Opinion
No. BK-76-18
October 24, 1978
Debts Not Affected By Discharge — False Financial Statement — Intentional Omission of Debt
The "fresh cash" portion of a renewal loan was non-dischargeable where the bankrupt, in applying for the second loan, intentionally failed to list a substantial indebtedness on the financial statement while at the same time listing obligations in much smaller amounts. The bankrupt's omission was intentional and made for the purpose of deceiving the lender.
The creditor lender alleged that the bankrupt's debt to it was non-dischargeable under Section 17a(2), in that substantial debts were not disclosed. In order to prove all the elements of fraud, under Section 17a(2), the creditor must establish that the bankrupt made a materially false representation, said representation was made with intent to receive, and that the creditor relied upon and was misled by the false representation.
The bankrupt argued that the loan was granted in reliance on factors not related to the information supplied by him, such as the bankrupt's previous payment history.

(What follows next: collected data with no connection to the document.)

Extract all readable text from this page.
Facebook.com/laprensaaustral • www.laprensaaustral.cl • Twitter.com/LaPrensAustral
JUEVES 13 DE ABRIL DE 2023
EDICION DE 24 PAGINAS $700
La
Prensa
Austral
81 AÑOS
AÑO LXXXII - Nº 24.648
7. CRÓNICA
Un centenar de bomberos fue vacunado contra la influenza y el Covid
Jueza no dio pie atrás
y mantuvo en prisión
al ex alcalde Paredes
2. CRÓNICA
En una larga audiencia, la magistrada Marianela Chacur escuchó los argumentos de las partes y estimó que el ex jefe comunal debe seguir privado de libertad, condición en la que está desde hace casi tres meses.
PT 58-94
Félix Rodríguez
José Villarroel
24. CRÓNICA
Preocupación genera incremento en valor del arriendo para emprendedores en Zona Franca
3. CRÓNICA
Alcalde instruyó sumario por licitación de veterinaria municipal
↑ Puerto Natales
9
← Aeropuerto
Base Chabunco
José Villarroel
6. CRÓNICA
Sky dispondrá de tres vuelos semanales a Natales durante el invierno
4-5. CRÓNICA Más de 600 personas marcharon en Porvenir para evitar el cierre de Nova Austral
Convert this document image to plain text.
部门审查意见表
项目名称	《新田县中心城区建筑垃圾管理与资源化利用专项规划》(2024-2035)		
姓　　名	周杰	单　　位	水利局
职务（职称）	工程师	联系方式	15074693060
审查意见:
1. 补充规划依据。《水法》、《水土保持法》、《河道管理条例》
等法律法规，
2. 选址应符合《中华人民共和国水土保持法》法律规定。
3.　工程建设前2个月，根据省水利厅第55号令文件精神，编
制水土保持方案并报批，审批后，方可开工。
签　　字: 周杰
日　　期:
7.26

Although the creditor did not rely solely on information supplied by the bankrupt, noted the court, it did rely substantially on such information and thus the court concluded that reliance had been proven.
The lender also proved that the bankrupt intentionally deceived it by the omission. It was established that the debtor did not inform the lender of the debt in question in applying for either the first or second loan. The amount of the debt, $7000, was substantial, and its omission created a materially false statement. Although the bankrupt was aware of this substantial debt at the time he applied for the second loan, he failed to list it on the financial statement, while at the same time listing obligations in much smaller amounts. The court found this omission to be intentional and made for the purpose of deceiving the lender.

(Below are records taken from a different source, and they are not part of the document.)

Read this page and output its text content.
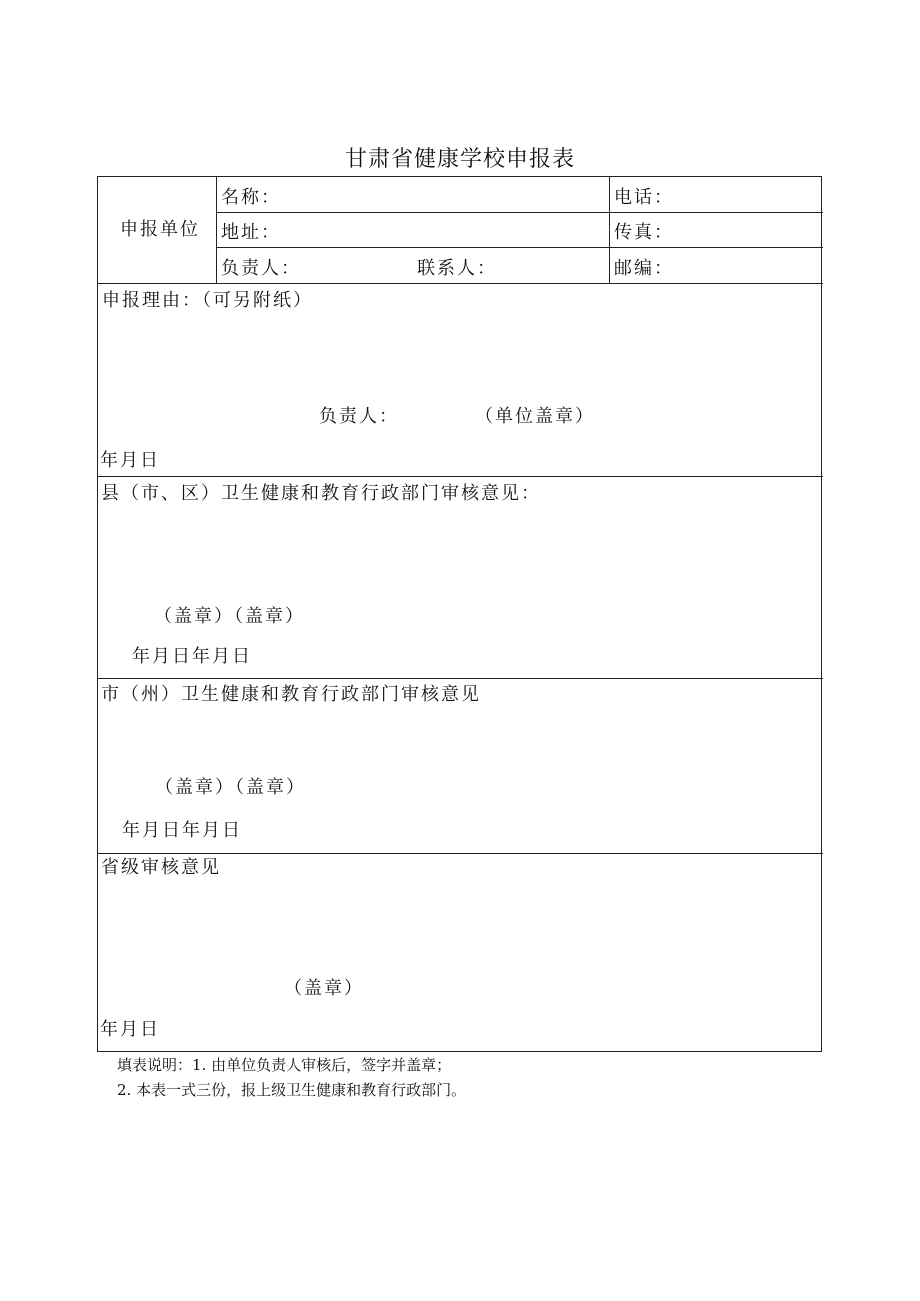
甘肃省健康学校申报表
申报单位
名称：	电话：
地址：	传真：
负责人：	联系人：	邮编：
申报理由：（可另附纸）
负责人：	（单位盖章）
年月日
县（市、区）卫生健康和教育行政部门审核意见：
（盖章）（盖章）
年月日年月日
市（州）卫生健康和教育行政部门审核意见
（盖章）（盖章）
年月日年月日
省级审核意见
（盖章）
年月日
填表说明：1. 由单位负责人审核后，签字并盖章；
2. 本表一式三份，报上级卫生健康和教育行政部门。
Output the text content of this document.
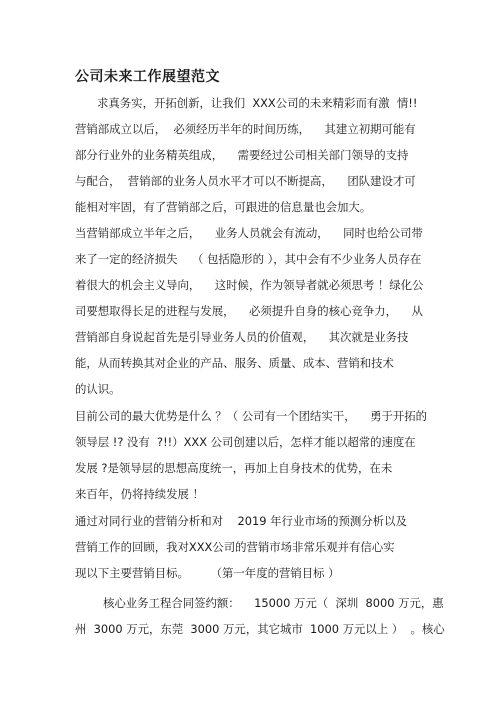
公司未来工作展望范文
求真务实，开拓创新，让我们  XXX公司的未来精彩而有激  情!!
营销部成立以后，  必须经历半年的时间历练，    其建立初期可能有
部分行业外的业务精英组成，    需要经过公司相关部门领导的支持
与配合，  营销部的业务人员水平才可以不断提高，    团队建设才可
能相对牢固，有了营销部之后，可跟进的信息量也会加大。
当营销部成立半年之后，    业务人员就会有流动，    同时也给公司带
来了一定的经济损失    （ 包括隐形的 ），其中会有不少业务人员存在
着很大的机会主义导向，    这时候，作为领导者就必须思考 ！绿化公
司要想取得长足的进程与发展，    必须提升自身的核心竞争力，    从
营销部自身说起首先是引导业务人员的价值观，    其次就是业务技
能，从而转换其对企业的产品、服务、质量、成本、营销和技术
的认识。
目前公司的最大优势是什么 ？（ 公司有一个团结实干，    勇于开拓的
领导层 !? 没有  ?!!）XXX 公司创建以后，怎样才能以超常的速度在
发展 ?是领导层的思想高度统一，再加上自身技术的优势，在未
来百年，仍将持续发展 ！
通过对同行业的营销分析和对    2019 年行业市场的预测分析以及
营销工作的回顾，我对XXX公司的营销市场非常乐观并有信心实
现以下主要营销目标。      （第一年度的营销目标 ）
核心业务工程合同签约额：    15000 万元（  深圳  8000 万元，惠
州  3000 万元，东莞  3000 万元，其它城市  1000 万元以上 ）  。核心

Previously, the court had held that only the "fresh cash" portion of a renewal loan was non-dischargeable, see In re Barlick, CCH BANK. L. REP. ¶ 65,535, By limiting recovery to that portion of a loan actually advanced in reliance on the false financial statement at issue, noted the court, the primary purpose of the Bankruptcy Act, giving the debtor a fresh start, is achieved. Thus, the court concluded that the "fresh cash" portion of the debt was non-dischargeable. See Sec. 17a(2) [§ 523(a)(2)] at ¶ 9228.